Esta não é a primeira onda de mortes no País por causa de bebidas produzidas ilegalmente com a mistura de metanol. Nos anos 90 houve casos parecidos com os vistos nos últimos dias. Mas a volta desse tipo de ocorrência indica que o crime ganhou força, enquanto a fiscalização ficou mais frouxa.

Era um acidente esperando para acontecer, já que diferentes estimativas indicam um aumento na venda de bebidas alcoólicas ilegais – seja por sonegação, contrabando ou falsificação.

A Associação Brasileira de Bebidas Destiladas (ABBD), criada pelas multinacionais do setor, estima que uma a cada cinco garrafas de vodca ou uísque vendidas no País seja falsificada.

Já um estudo encomendado pela Associação Brasileira de Combate à Falsificação (ABCF) estima que o comércio ilegal controle 36% do mercado de destilados – seja pela sonegação, falsificação ou contrabando.

Em cerca de um terço dos casos, as compras de bebidas fajutas são feitas diretamente pelos consumidores desavisados em plataformas de e-commerce.

Com a carga de impostos representando 60% do preço final de uma bebida nas lojas, as margens do crime são para lá de atraentes – ainda mais quando os insumos usados em fabriquetas de fundo de quintal não prezam pela qualidade.

Segundo o anuário da ABCF, o setor de bebidas é com folga o mais prejudicado pela pirataria. Em 2024, o prejuízo foi estimado em R$ 86 bilhões. No segundo posto vem a indústria do vestuário, com perda de R$ 51 bilhões. Em combustíveis, o prejuízo ficou em R$ 29 bilhões, sobretudo por causa da sonegação.

Muita gente vem trocando destilados por cerveja e vinho, temendo a contaminação por metanol — mas é melhor tomar cuidado.

Existe uma probabilidade considerável de a cerveja também ser adulterada – a polícia estoura frequentemente ‘fábricas’ de falsificação – e de o vinho ser falsificado ou contrabandeado. Ou as pessoas acham que aquele “vendedor de confiança” que traz vinhos argentinos a preços convidativos está entregando produto de primeira?

De acordo com entidades de combate ao crime e à pirataria, houve uma piora na fiscalização a partir de 2016, com a desativação, pela Receita Federal, do Sistema de Controle de Produção de Bebidas (Sicobe).

Em fevereiro, o Fórum Brasileiro de Segurança Pública lançou o relatório Follow the products: rastreamento de produtos e enfrentamento ao crime organizado no Brasil. No documento, afirma que “o desligamento do Sicobe ocasionou um apagão de dados consolidados sobre o mercado ilegal de bebidas, causando perdas tributárias estimadas em R$ 72 bilhões em 2022.”

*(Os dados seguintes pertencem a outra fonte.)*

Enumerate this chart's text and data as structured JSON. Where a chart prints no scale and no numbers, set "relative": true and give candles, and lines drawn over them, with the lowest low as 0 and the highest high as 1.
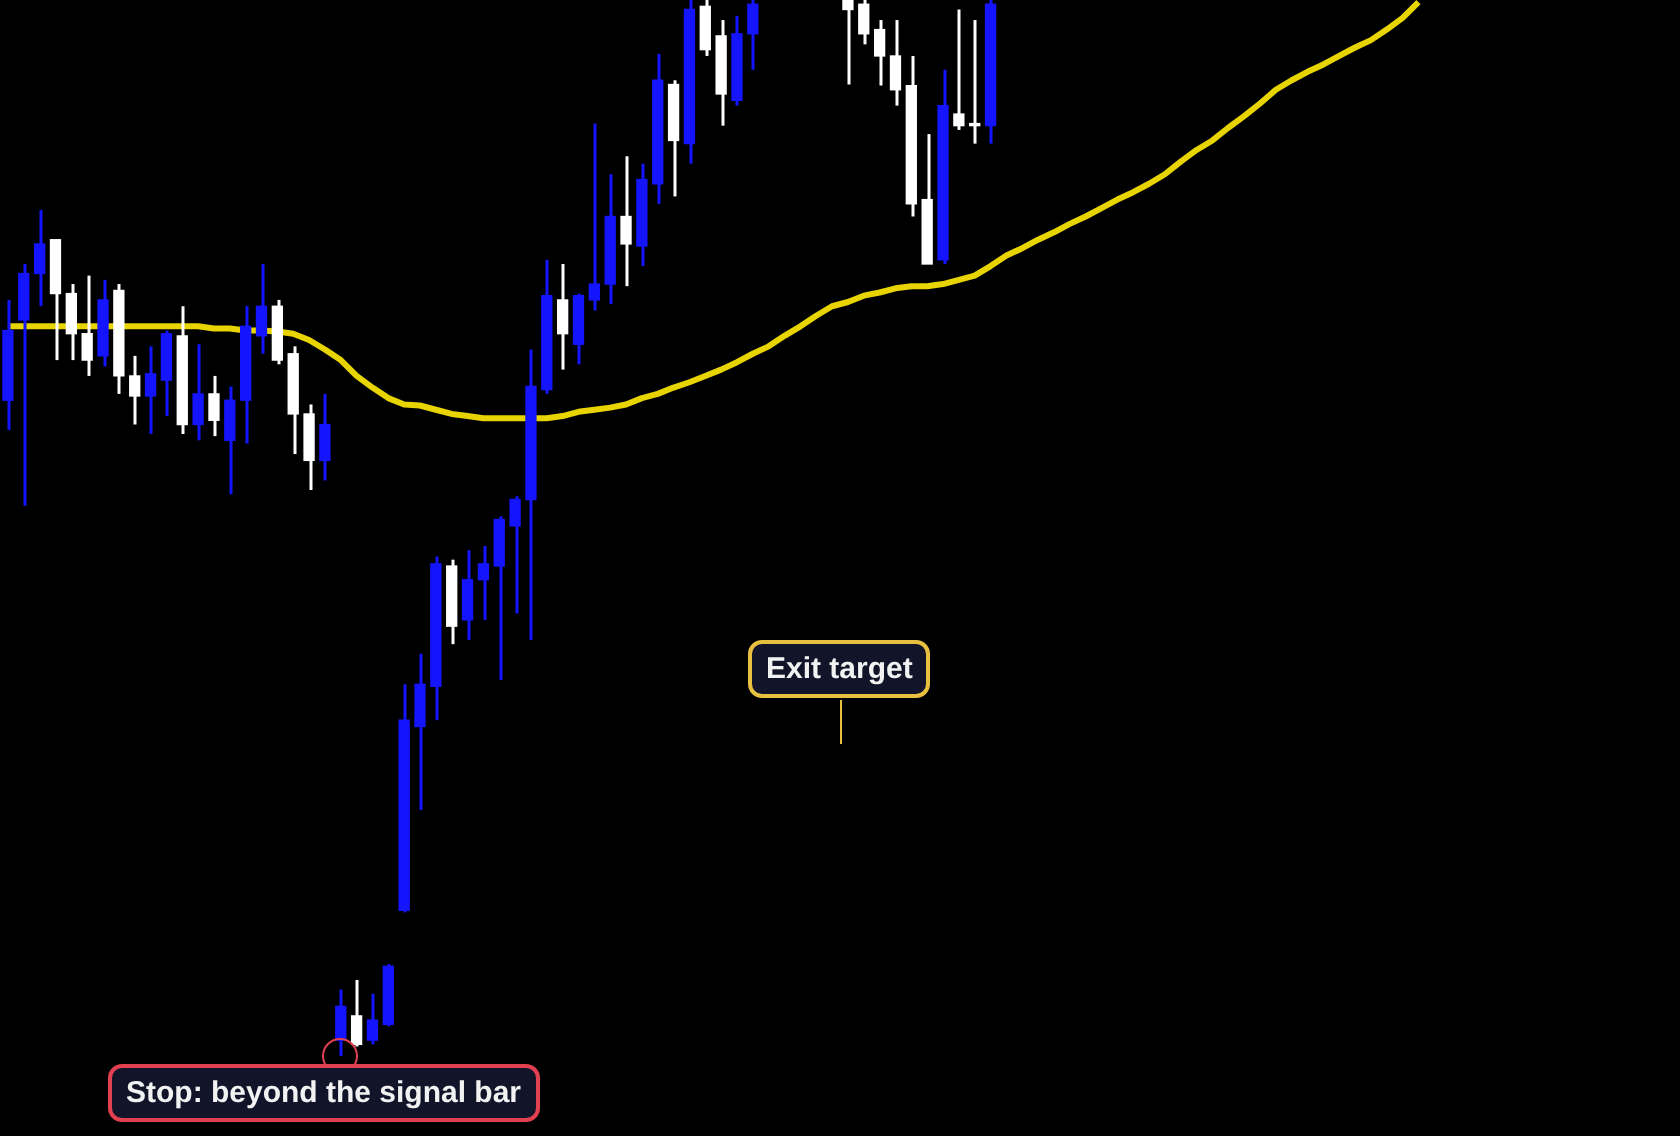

Implementado pela Receita e pela Casa da Moeda em 2008, “o sistema rastreava em tempo real a produção de bebidas, reduzindo sonegação e contrabando, e gerando um aumento de 40% na arrecadação do setor já no primeiro ano de operação,” diz o relatório.

Segundo a entidade, desde sua desativação, em 2016, as fraudes dispararam, gerando perdas fiscais de R$ 78 bilhões entre 2016 e 2022.

“A expansão do mercado ilícito de bebidas no Brasil ressalta a necessidade urgente de sistemas de controle estatais mais eficazes, assertivos e inteligentes,” diz o documento. “Essa questão vai além do âmbito tributário ou econômico, já que o setor de bebidas é um dos principais alvos de organizações criminosas que exploram esse mercado ilegal para práticas como lavagem de dinheiro, sonegação fiscal, contrabando e falsificação.”

Para a organização, o “reforço em medidas de rastreamento e identificação pelo Estado brasileiro é essencial para desarticular essas redes e minimizar seus impactos negativos na sociedade.”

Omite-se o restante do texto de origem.